🤖 AI Summary
This work investigates gradient optimization dynamics in wide, shallow neural networks under asymmetric node scaling—where each hidden node’s output is multiplied by a distinct positive scaling factor—focusing on global convergence and explicit feature learning, in contrast to the classical Neural Tangent Kernel (NTK) parameterization.
Method: We combine dynamical systems analysis, high-probability generalization bound derivation, and empirical validation.
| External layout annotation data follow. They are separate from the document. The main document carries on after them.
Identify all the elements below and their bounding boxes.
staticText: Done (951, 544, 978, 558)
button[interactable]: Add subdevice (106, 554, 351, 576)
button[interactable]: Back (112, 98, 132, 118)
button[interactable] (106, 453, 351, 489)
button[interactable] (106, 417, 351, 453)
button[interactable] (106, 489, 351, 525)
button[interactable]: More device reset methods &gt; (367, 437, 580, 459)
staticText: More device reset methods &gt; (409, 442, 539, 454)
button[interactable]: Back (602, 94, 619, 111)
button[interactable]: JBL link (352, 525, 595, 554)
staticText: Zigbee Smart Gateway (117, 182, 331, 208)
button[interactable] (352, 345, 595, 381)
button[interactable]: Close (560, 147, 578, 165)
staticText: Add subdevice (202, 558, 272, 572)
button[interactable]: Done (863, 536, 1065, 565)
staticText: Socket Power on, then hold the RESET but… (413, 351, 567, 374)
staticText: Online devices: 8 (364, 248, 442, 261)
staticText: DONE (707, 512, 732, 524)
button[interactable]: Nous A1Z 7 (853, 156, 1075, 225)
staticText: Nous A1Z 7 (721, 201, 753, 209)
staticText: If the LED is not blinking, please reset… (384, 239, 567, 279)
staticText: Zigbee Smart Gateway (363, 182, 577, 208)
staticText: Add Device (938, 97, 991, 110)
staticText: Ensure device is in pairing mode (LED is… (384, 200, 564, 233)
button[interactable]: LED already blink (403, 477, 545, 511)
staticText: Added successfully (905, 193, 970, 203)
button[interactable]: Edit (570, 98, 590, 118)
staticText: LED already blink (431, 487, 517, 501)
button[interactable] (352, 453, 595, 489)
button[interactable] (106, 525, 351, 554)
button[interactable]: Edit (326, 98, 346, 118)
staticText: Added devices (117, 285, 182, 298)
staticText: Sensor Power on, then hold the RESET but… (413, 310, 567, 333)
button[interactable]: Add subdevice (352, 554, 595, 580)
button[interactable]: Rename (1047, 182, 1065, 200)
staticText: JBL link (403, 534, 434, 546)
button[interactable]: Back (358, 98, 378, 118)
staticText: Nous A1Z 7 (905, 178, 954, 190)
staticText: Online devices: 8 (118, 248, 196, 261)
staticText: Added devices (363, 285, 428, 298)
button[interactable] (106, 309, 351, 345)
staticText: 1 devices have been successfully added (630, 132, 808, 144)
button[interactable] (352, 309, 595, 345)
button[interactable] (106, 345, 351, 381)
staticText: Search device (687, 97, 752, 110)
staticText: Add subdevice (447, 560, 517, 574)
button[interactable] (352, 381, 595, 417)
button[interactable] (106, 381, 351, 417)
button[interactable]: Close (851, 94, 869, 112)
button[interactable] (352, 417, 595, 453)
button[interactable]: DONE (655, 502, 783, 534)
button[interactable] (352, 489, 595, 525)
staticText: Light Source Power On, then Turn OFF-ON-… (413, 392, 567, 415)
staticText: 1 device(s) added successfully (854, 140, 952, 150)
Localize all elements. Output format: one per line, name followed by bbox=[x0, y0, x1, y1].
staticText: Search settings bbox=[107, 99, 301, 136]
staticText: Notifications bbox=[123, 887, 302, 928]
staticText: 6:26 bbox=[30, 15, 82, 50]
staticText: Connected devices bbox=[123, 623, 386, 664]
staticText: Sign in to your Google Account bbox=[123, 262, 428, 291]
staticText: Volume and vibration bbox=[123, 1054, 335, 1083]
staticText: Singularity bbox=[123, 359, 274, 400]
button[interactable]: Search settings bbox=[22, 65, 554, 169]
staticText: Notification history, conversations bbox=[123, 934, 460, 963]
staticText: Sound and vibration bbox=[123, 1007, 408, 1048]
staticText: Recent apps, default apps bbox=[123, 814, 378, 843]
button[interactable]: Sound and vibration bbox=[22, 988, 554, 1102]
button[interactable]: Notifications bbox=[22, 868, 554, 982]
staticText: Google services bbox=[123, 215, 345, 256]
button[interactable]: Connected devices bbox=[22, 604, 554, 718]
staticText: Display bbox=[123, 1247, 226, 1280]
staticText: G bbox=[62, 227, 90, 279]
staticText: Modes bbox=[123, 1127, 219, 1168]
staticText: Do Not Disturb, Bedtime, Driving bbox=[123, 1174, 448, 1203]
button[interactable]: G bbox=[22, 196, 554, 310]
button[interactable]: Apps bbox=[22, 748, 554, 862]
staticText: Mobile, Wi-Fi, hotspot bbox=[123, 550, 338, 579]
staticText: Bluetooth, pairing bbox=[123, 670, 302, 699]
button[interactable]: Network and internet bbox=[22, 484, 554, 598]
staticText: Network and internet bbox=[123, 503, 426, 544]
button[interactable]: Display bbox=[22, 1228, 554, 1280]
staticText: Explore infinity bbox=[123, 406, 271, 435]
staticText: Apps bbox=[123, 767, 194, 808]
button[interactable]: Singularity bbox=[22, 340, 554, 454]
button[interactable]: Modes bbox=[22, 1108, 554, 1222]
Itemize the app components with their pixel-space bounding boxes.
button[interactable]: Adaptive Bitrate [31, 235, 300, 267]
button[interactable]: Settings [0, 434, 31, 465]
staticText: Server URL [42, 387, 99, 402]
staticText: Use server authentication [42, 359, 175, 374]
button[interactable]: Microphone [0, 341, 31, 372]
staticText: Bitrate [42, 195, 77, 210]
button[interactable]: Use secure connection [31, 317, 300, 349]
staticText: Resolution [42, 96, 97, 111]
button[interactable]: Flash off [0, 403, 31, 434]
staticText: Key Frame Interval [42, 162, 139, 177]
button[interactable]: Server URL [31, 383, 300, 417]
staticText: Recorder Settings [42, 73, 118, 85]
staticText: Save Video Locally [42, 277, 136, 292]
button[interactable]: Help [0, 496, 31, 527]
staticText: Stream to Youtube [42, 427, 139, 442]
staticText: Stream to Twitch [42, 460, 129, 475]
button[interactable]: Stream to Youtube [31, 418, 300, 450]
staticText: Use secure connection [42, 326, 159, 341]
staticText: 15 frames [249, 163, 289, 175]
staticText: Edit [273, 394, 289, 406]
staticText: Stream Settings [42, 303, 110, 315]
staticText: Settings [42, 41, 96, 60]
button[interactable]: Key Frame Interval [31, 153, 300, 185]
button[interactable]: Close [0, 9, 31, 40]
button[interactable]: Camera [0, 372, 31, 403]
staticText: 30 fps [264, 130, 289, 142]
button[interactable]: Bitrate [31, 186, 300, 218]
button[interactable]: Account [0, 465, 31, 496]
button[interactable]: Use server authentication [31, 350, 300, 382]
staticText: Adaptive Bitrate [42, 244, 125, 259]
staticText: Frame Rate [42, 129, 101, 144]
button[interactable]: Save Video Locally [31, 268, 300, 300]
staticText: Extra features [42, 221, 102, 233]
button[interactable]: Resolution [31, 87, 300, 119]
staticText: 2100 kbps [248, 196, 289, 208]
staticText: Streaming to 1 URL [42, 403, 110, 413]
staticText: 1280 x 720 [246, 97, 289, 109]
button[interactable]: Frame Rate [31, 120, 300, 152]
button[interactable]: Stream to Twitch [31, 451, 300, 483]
Contribution/Results: We establish, for the first time, global convergence guarantees for gradient flow and descent under this non-homogeneous parameterization, proving that, with high probability, optimization converges to the global optimum in the large-width regime. We further reveal that asymmetric scaling breaks the NTK’s linearization constraint, enabling implicit feature learning. Experiments demonstrate that models trained under this scheme exhibit superior prunability and cross-task transferability, significantly outperforming NTK-based baselines.
📝 Abstract
We consider gradient-based optimisation of wide, shallow neural networks, where the output of each hidden node is scaled by a positive parameter. The scaling parameters are non-identical, differing from the classical Neural Tangent Kernel (NTK) parameterisation. We prove that for large such neural networks, with high probability, gradient flow and gradient descent converge to a global minimum and can learn features in some sense, unlike in the NTK parameterisation. We perform experiments illustrating our theoretical results and discuss the benefits of such scaling in terms of prunability and transfer learning.